The second of my vulnerability scares was of moving back home after university. I hated the idea of knowing that I would have to go back in the closet to some extent. Living in an environment where I could be open and free to be who I am to then going back to the place of where I tried so desperately to escape from in the first place proved to be more draining than I felt comfortable in letting on. The shame in this I felt was because every time someone would praise the work I do or who I am, inside, I felt like a cheat because even now I still struggle in being open with who I am. I understand the great importance and need of being a visible person who is Black, queer, religious and a woman because having someone that looks like you or has similar beliefs is a massive lifeline when you feel so lost and alone in the journey of self-discovery. That visibility saves lives. That visibility is often incredibly hard and draining to fill for many people especially if they face multiple levels of discrimination. Hopefully, one day, I will get there fully and not even to satisfy my own desire of belonging but rather to be that light for someone at the end of the dark tunnel of self-discovery. To let them know, that they are not alone and that there is always hope and indeed light and warmth waiting for them.
In reality though, the move wasn’t all that bad and actually I am putting to use my years at university especially in conflict and difficult situation resolution. I am increasingly understanding the importance of dealing with different situations in the most diplomatic and most sustainable way rather than going in all-guns-blazing as I often do.
In both instances I felt vulnerable and shame too. I felt vulnerable in telling someone how I really felt and I had shame in the fact that as a queer Black feminist Muslim I still, even now, find it difficult to be who I am in my culture and religion even though I have reconciled them. The biggest comfort when talking about vulnerability and shame was when my friend replied ‘me too’. Brené is right… Knowing that other people are going through a similar situation is incredibly comforting because when they listen and offer you advice you know they are truly able to understand and empathise with how you feel. The vulnerability that I felt when talking to my friend about these two issues was difficult to say the least but I knew that it was important to carry on even through the sweating (attractive, I know (!)), the shaking and feeling of exposure when talking about things close to my heart, my deepest fears, regret, guilt and shame.
Before I forget, here are the links to the talks:
‘The Power of Vulnerability’: http://www.ted.com/talks/lang/en/brene_brown_on_vulnerability.html
‘Listening to Shame’: http://www.ted.com/talks/lang/en/brene_brown_listening_to_shame.html
So after some (much, here’s the shame again…) crying, pausing and distraction I have finally finished this entry on vulnerability and shame.
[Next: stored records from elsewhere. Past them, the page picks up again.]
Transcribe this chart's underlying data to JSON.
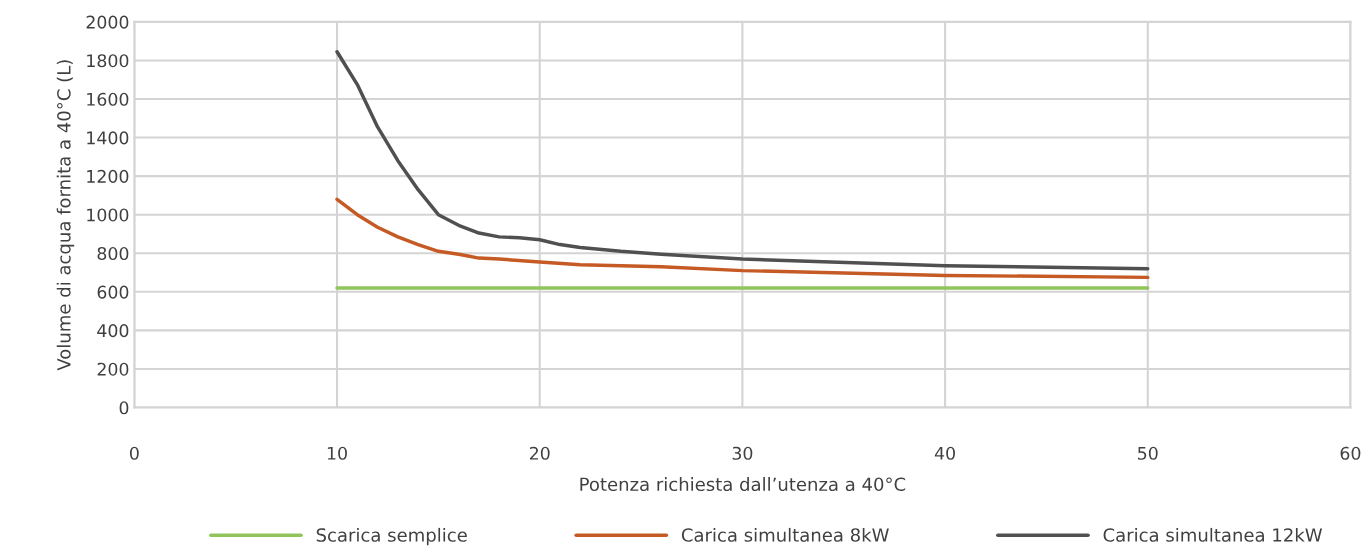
{
  "chart_data": {
    "type": "line",
    "xlabel": "Potenza richiesta dall’utenza a 40°C",
    "ylabel": "Volume di acqua fornita a 40°C (L)",
    "xlim": [
      0,
      60
    ],
    "xticks": [
      0,
      10,
      20,
      30,
      40,
      50,
      60
    ],
    "ylim": [
      0,
      2000
    ],
    "yticks": [
      0,
      200,
      400,
      600,
      800,
      1000,
      1200,
      1400,
      1600,
      1800,
      2000
    ],
    "grid": true,
    "legend": "bottom",
    "marker": "none",
    "line_style": "solid",
    "series": [
      {
        "name": "Scarica semplice",
        "color": "#92c45c",
        "x": [
          10,
          50
        ],
        "values": [
          620,
          620
        ]
      },
      {
        "name": "Carica simultanea 8kW",
        "color": "#c55a24",
        "x": [
          10,
          11,
          12,
          13,
          14,
          15,
          16,
          17,
          18,
          20,
          22,
          24,
          26,
          30,
          40,
          50
        ],
        "values": [
          1080,
          1000,
          935,
          885,
          845,
          810,
          795,
          775,
          770,
          755,
          740,
          735,
          730,
          710,
          685,
          675
        ]
      },
      {
        "name": "Carica simultanea 12kW",
        "color": "#505050",
        "x": [
          10,
          11,
          12,
          13,
          14,
          15,
          16,
          17,
          18,
          19,
          20,
          21,
          22,
          24,
          26,
          30,
          40,
          50
        ],
        "values": [
          1845,
          1675,
          1455,
          1280,
          1130,
          1000,
          945,
          905,
          885,
          880,
          870,
          845,
          830,
          810,
          795,
          770,
          735,
          720
        ]
      }
    ]
  }
}
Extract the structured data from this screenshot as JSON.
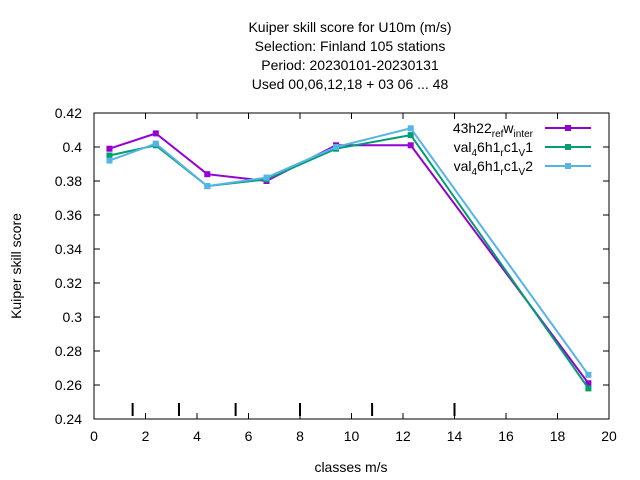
{
  "chart_data": {
    "type": "line",
    "title_lines": [
      "Kuiper skill score  for U10m (m/s)",
      "Selection: Finland    105 stations",
      "Period: 20230101-20230131",
      "Used  00,06,12,18  + 03 06 ... 48"
    ],
    "xlabel": "classes m/s",
    "ylabel": "Kuiper skill score",
    "xlim": [
      0,
      20
    ],
    "ylim": [
      0.24,
      0.42
    ],
    "xticks": [
      0,
      2,
      4,
      6,
      8,
      10,
      12,
      14,
      16,
      18,
      20
    ],
    "yticks": [
      0.24,
      0.26,
      0.28,
      0.3,
      0.32,
      0.34,
      0.36,
      0.38,
      0.4,
      0.42
    ],
    "ytick_labels": [
      "0.24",
      "0.26",
      "0.28",
      "0.3",
      "0.32",
      "0.34",
      "0.36",
      "0.38",
      "0.4",
      "0.42"
    ],
    "class_markers_x": [
      1.5,
      3.3,
      5.5,
      8.0,
      10.8,
      14.0
    ],
    "grid": false,
    "legend_position": "top-right",
    "series": [
      {
        "name": "43h22_ref_winter",
        "legend_parts": [
          "43h22",
          "ref",
          "w",
          "inter"
        ],
        "color": "#9400d3",
        "x": [
          0.6,
          2.4,
          4.4,
          6.7,
          9.4,
          12.3,
          19.2
        ],
        "y": [
          0.399,
          0.408,
          0.384,
          0.38,
          0.401,
          0.401,
          0.261
        ]
      },
      {
        "name": "val_46h1_rc1_v1",
        "legend_parts": [
          "val",
          "4",
          "6h1",
          "r",
          "c1",
          "V",
          "1"
        ],
        "color": "#009e73",
        "x": [
          0.6,
          2.4,
          4.4,
          6.7,
          9.4,
          12.3,
          19.2
        ],
        "y": [
          0.395,
          0.401,
          0.377,
          0.381,
          0.399,
          0.407,
          0.258
        ]
      },
      {
        "name": "val_46h1_rc1_v2",
        "legend_parts": [
          "val",
          "4",
          "6h1",
          "r",
          "c1",
          "V",
          "2"
        ],
        "color": "#56b4e9",
        "x": [
          0.6,
          2.4,
          4.4,
          6.7,
          9.4,
          12.3,
          19.2
        ],
        "y": [
          0.392,
          0.402,
          0.377,
          0.382,
          0.4,
          0.411,
          0.266
        ]
      }
    ]
  }
}
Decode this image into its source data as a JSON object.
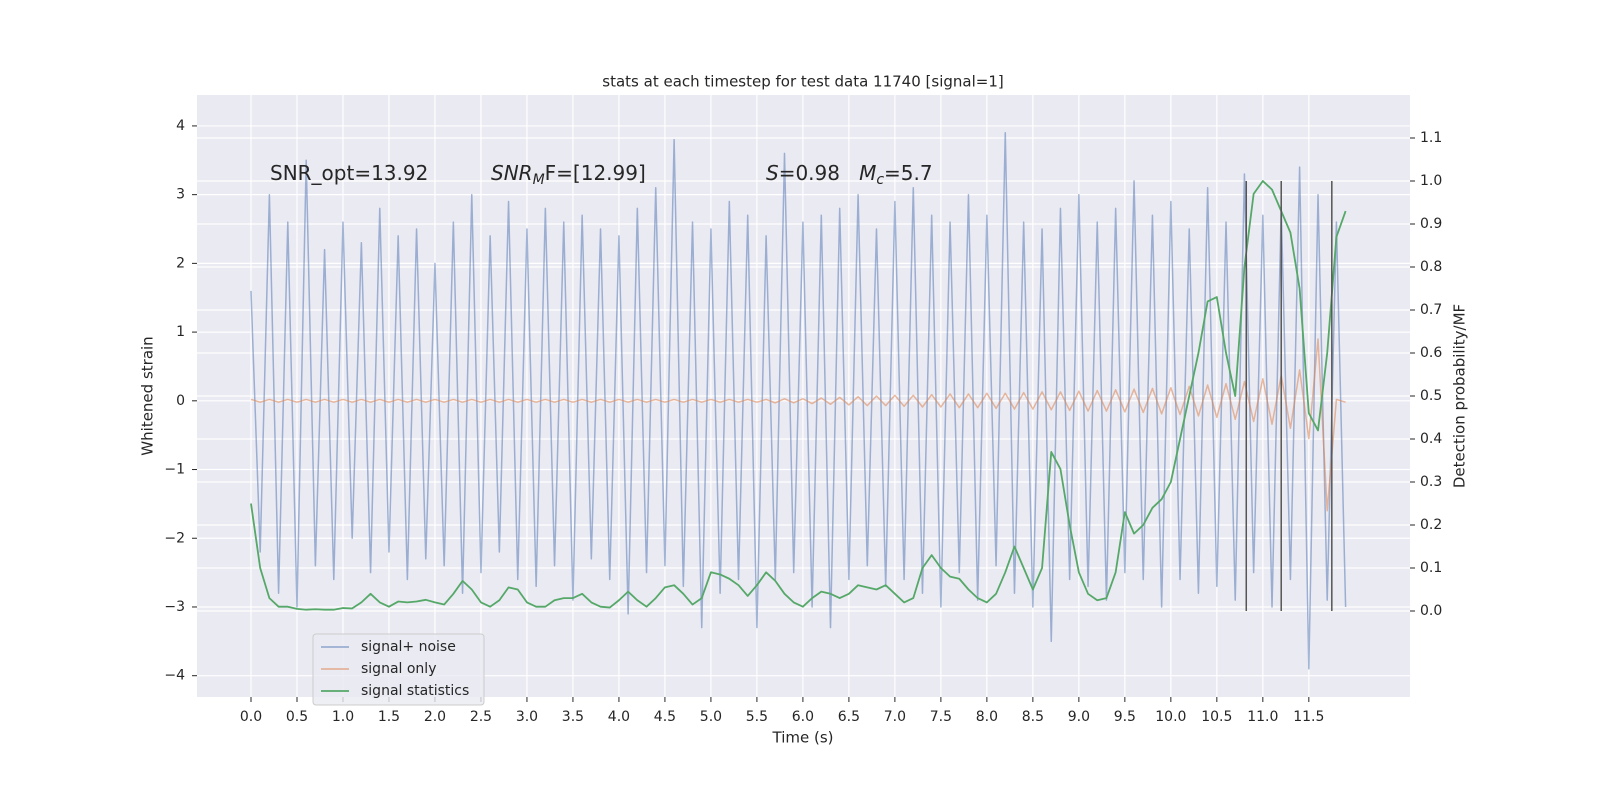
{
  "chart_data": {
    "type": "line",
    "title": "stats at each timestep for test data 11740 [signal=1]",
    "xlabel": "Time (s)",
    "ylabel": "Whitened strain",
    "y2label": "Detection probability/MF",
    "x": [
      0.0,
      0.1,
      0.2,
      0.3,
      0.4,
      0.5,
      0.6,
      0.7,
      0.8,
      0.9,
      1.0,
      1.1,
      1.2,
      1.3,
      1.4,
      1.5,
      1.6,
      1.7,
      1.8,
      1.9,
      2.0,
      2.1,
      2.2,
      2.3,
      2.4,
      2.5,
      2.6,
      2.7,
      2.8,
      2.9,
      3.0,
      3.1,
      3.2,
      3.3,
      3.4,
      3.5,
      3.6,
      3.7,
      3.8,
      3.9,
      4.0,
      4.1,
      4.2,
      4.3,
      4.4,
      4.5,
      4.6,
      4.7,
      4.8,
      4.9,
      5.0,
      5.1,
      5.2,
      5.3,
      5.4,
      5.5,
      5.6,
      5.7,
      5.8,
      5.9,
      6.0,
      6.1,
      6.2,
      6.3,
      6.4,
      6.5,
      6.6,
      6.7,
      6.8,
      6.9,
      7.0,
      7.1,
      7.2,
      7.3,
      7.4,
      7.5,
      7.6,
      7.7,
      7.8,
      7.9,
      8.0,
      8.1,
      8.2,
      8.3,
      8.4,
      8.5,
      8.6,
      8.7,
      8.8,
      8.9,
      9.0,
      9.1,
      9.2,
      9.3,
      9.4,
      9.5,
      9.6,
      9.7,
      9.8,
      9.9,
      10.0,
      10.1,
      10.2,
      10.3,
      10.4,
      10.5,
      10.6,
      10.7,
      10.8,
      10.9,
      11.0,
      11.1,
      11.2,
      11.3,
      11.4,
      11.5,
      11.6,
      11.7,
      11.8,
      11.9
    ],
    "series": [
      {
        "name": "signal+ noise",
        "color": "#4c72b0",
        "opacity": 0.5,
        "axis": "y",
        "values": [
          1.6,
          -2.2,
          3.0,
          -2.8,
          2.6,
          -3.0,
          3.5,
          -2.4,
          2.2,
          -2.6,
          2.6,
          -2.0,
          2.3,
          -2.5,
          2.8,
          -2.2,
          2.4,
          -2.6,
          2.5,
          -2.3,
          2.0,
          -2.4,
          2.6,
          -2.8,
          3.0,
          -2.5,
          2.4,
          -2.2,
          2.9,
          -2.6,
          2.5,
          -2.7,
          2.8,
          -2.4,
          2.6,
          -2.9,
          2.7,
          -2.3,
          2.5,
          -2.6,
          2.4,
          -3.1,
          2.8,
          -2.5,
          3.1,
          -2.4,
          3.8,
          -2.7,
          2.6,
          -3.3,
          2.5,
          -2.8,
          2.9,
          -2.6,
          2.7,
          -3.3,
          2.4,
          -2.6,
          3.6,
          -2.5,
          2.6,
          -3.0,
          2.7,
          -3.3,
          2.8,
          -2.6,
          3.0,
          -2.4,
          2.5,
          -2.7,
          2.9,
          -2.6,
          3.1,
          -2.8,
          2.7,
          -3.0,
          2.6,
          -2.5,
          3.0,
          -2.9,
          2.7,
          -2.4,
          3.9,
          -2.8,
          2.6,
          -3.0,
          2.5,
          -3.5,
          2.8,
          -2.6,
          3.0,
          -2.7,
          2.6,
          -2.9,
          2.8,
          -2.5,
          3.2,
          -2.6,
          2.7,
          -3.0,
          2.9,
          -2.6,
          2.5,
          -2.8,
          3.1,
          -2.7,
          2.6,
          -2.9,
          3.3,
          -2.5,
          2.7,
          -3.0,
          2.8,
          -2.6,
          3.4,
          -3.9,
          3.0,
          -2.9,
          2.6,
          -3.0
        ]
      },
      {
        "name": "signal only",
        "color": "#dd8452",
        "opacity": 0.55,
        "axis": "y",
        "values": [
          0.02,
          -0.02,
          0.02,
          -0.02,
          0.02,
          -0.02,
          0.02,
          -0.02,
          0.02,
          -0.02,
          0.02,
          -0.02,
          0.02,
          -0.02,
          0.02,
          -0.02,
          0.02,
          -0.02,
          0.02,
          -0.02,
          0.02,
          -0.02,
          0.02,
          -0.02,
          0.02,
          -0.02,
          0.02,
          -0.02,
          0.02,
          -0.02,
          0.02,
          -0.02,
          0.02,
          -0.02,
          0.02,
          -0.02,
          0.02,
          -0.02,
          0.02,
          -0.02,
          0.02,
          -0.02,
          0.02,
          -0.02,
          0.02,
          -0.02,
          0.02,
          -0.02,
          0.02,
          -0.02,
          0.02,
          -0.02,
          0.02,
          -0.02,
          0.02,
          -0.02,
          0.02,
          -0.03,
          0.03,
          -0.03,
          0.03,
          -0.04,
          0.04,
          -0.05,
          0.05,
          -0.06,
          0.06,
          -0.07,
          0.07,
          -0.07,
          0.08,
          -0.08,
          0.08,
          -0.09,
          0.09,
          -0.09,
          0.1,
          -0.1,
          0.1,
          -0.1,
          0.11,
          -0.11,
          0.11,
          -0.12,
          0.12,
          -0.12,
          0.13,
          -0.13,
          0.13,
          -0.14,
          0.14,
          -0.15,
          0.15,
          -0.15,
          0.16,
          -0.16,
          0.17,
          -0.17,
          0.18,
          -0.19,
          0.19,
          -0.2,
          0.21,
          -0.22,
          0.23,
          -0.24,
          0.25,
          -0.27,
          0.28,
          -0.3,
          0.32,
          -0.34,
          0.37,
          -0.4,
          0.45,
          -0.55,
          0.9,
          -1.6,
          0.02,
          -0.02
        ]
      },
      {
        "name": "signal statistics",
        "color": "#55a868",
        "opacity": 1,
        "axis": "y2",
        "values": [
          0.25,
          0.1,
          0.03,
          0.01,
          0.01,
          0.005,
          0.003,
          0.004,
          0.003,
          0.003,
          0.007,
          0.006,
          0.02,
          0.04,
          0.02,
          0.01,
          0.022,
          0.02,
          0.022,
          0.026,
          0.02,
          0.015,
          0.04,
          0.07,
          0.05,
          0.02,
          0.01,
          0.025,
          0.055,
          0.05,
          0.02,
          0.01,
          0.01,
          0.025,
          0.03,
          0.03,
          0.04,
          0.02,
          0.01,
          0.008,
          0.025,
          0.045,
          0.025,
          0.01,
          0.03,
          0.055,
          0.06,
          0.04,
          0.015,
          0.03,
          0.09,
          0.085,
          0.075,
          0.06,
          0.035,
          0.06,
          0.09,
          0.07,
          0.04,
          0.02,
          0.01,
          0.03,
          0.045,
          0.04,
          0.03,
          0.04,
          0.06,
          0.055,
          0.05,
          0.06,
          0.04,
          0.02,
          0.03,
          0.1,
          0.13,
          0.1,
          0.08,
          0.075,
          0.05,
          0.03,
          0.02,
          0.04,
          0.09,
          0.15,
          0.1,
          0.05,
          0.1,
          0.37,
          0.33,
          0.2,
          0.09,
          0.04,
          0.025,
          0.03,
          0.09,
          0.23,
          0.18,
          0.2,
          0.24,
          0.26,
          0.3,
          0.4,
          0.5,
          0.6,
          0.72,
          0.73,
          0.6,
          0.5,
          0.8,
          0.97,
          1.0,
          0.98,
          0.93,
          0.88,
          0.75,
          0.46,
          0.42,
          0.6,
          0.87,
          0.93
        ]
      }
    ],
    "vlines": {
      "x": [
        10.82,
        11.2,
        11.75
      ],
      "y2range": [
        0,
        1
      ],
      "color": "#555555"
    },
    "annotations": [
      {
        "segments": [
          {
            "text": "SNR_opt=13.92"
          }
        ]
      },
      {
        "segments": [
          {
            "text": "SNR",
            "italic": true
          },
          {
            "text": "M",
            "italic": true,
            "sub": true
          },
          {
            "text": "F=[12.99]"
          }
        ]
      },
      {
        "segments": [
          {
            "text": "S",
            "italic": true
          },
          {
            "text": "=0.98   "
          },
          {
            "text": "M",
            "italic": true
          },
          {
            "text": "c",
            "italic": true,
            "sub": true
          },
          {
            "text": "=5.7"
          }
        ]
      }
    ],
    "xlim": [
      -0.587,
      12.6
    ],
    "ylim": [
      -4.31,
      4.45
    ],
    "y2lim": [
      -0.2,
      1.2
    ],
    "xticks": [
      {
        "value": 0,
        "label": "0.0"
      },
      0.5,
      {
        "value": 1,
        "label": "1.0"
      },
      1.5,
      {
        "value": 2,
        "label": "2.0"
      },
      2.5,
      {
        "value": 3,
        "label": "3.0"
      },
      3.5,
      {
        "value": 4,
        "label": "4.0"
      },
      4.5,
      {
        "value": 5,
        "label": "5.0"
      },
      5.5,
      {
        "value": 6,
        "label": "6.0"
      },
      6.5,
      {
        "value": 7,
        "label": "7.0"
      },
      7.5,
      {
        "value": 8,
        "label": "8.0"
      },
      8.5,
      {
        "value": 9,
        "label": "9.0"
      },
      9.5,
      {
        "value": 10,
        "label": "10.0"
      },
      10.5,
      {
        "value": 11,
        "label": "11.0"
      },
      11.5
    ],
    "yticks": [
      {
        "value": -4,
        "label": "−4"
      },
      {
        "value": -3,
        "label": "−3"
      },
      {
        "value": -2,
        "label": "−2"
      },
      {
        "value": -1,
        "label": "−1"
      },
      0,
      1,
      2,
      3,
      4
    ],
    "y2ticks": [
      {
        "value": 0,
        "label": "0.0"
      },
      0.1,
      0.2,
      0.3,
      0.4,
      0.5,
      0.6,
      0.7,
      0.8,
      0.9,
      {
        "value": 1,
        "label": "1.0"
      },
      1.1
    ],
    "grid": true,
    "legend": "lower left",
    "background": "#eaeaf2"
  }
}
I hope and pray that you find comfort and indeed solace in realising that vulnerability and shame are natural and indeed imperative in being able to grow as individuals. Vulnerability and shame may be somewhat scary but they shouldn’t be stigmatised and deemed as negative emotions to hide away from. I hope that I, or rather Brené Brown has given you some food for thought. Whilst you ponder over those thoughts I shall be recovering from my ‘vulnerability hangover’.